Endothelial cell dysfunction in globoid cell leukodystrophy


  • SIGNIFICANCE: This Mini-Review summarizes recent advances implicating endothelial cell dysfunctions resulting from lysosomal β-galactosylceramidase deficiency in globoid cell leukodystrophy (GLD). Microvascular alterations occur in the central nervous system and peripheral tissues of affected patients and twitcher mice, an animal model of the disease. These alterations may depend, at least in part, on the local and systemic angiostatic activity of the neurotoxic metabolite psychosine, with endothelial dysfunction representing a novel pathogenic mechanism of this neurodegenerative disorder. Understanding the molecular mechanisms responsible for the psychosine-dependent and psychosine-independent microvascular alterations may pave the way toward more efficacious therapeutic approaches in GLD.

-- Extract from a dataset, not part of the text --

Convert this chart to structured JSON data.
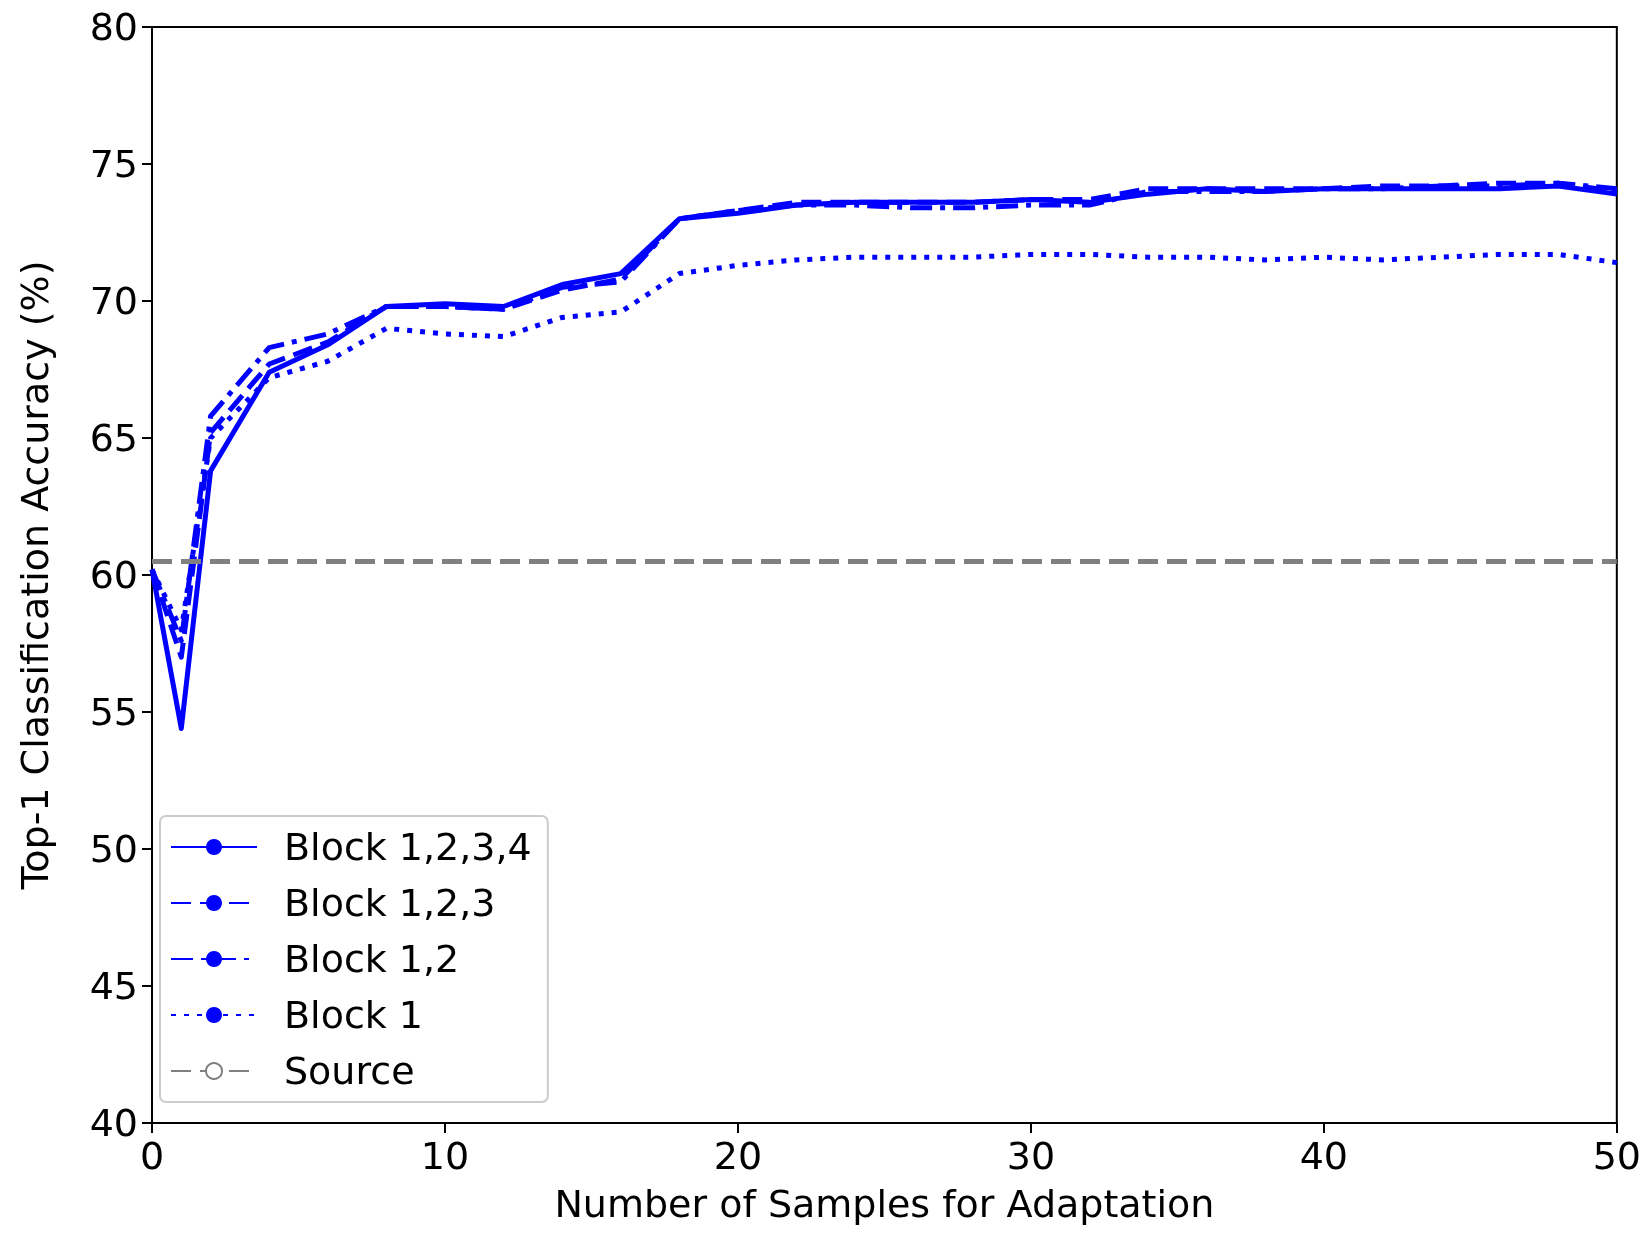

Angiogenesis plays a pivotal role in the physiology and pathology of the brain. Microvascular alterations have been observed in various neurodegenerative disorders, including genetic leukodystrophies. Globoid cell leukodystrophy (GLD) is a lysosomal storage disease caused by β-galactosylceramidase (GALC) deficiency and characterized by the accumulation of the neurotoxic metabolite psychosine in the central nervous system and peripheral tissues. Structural and functional alterations occur in the microvascular endothelium of the brain of GLD patients and twitcher mice, a murine model of the disease. In addition, increased vessel permeability and a reduced capacity to respond to proangiogenic stimuli characterize the endothelium of twitcher animals. On the one hand, these alterations may depend, at least in part, on the local and systemic angiostatic activity exerted by psychosine on endothelial cells. On the other hand, studies performed in vivo on zebrafish embryos and in vitro on human endothelial cells suggest that GALC downregulation may also lead to psychosine-independent neuronal and vascular defects. Together, experimental observations indicate that endothelial cell dysfunctions may represent a novel pathogenic mechanism in human leukodystrophies, including GLD. A better understanding of the molecular mechanisms responsible for these microvascular alterations may provide new insights for the therapy of GLD. © 2016 Wiley Periodicals, Inc.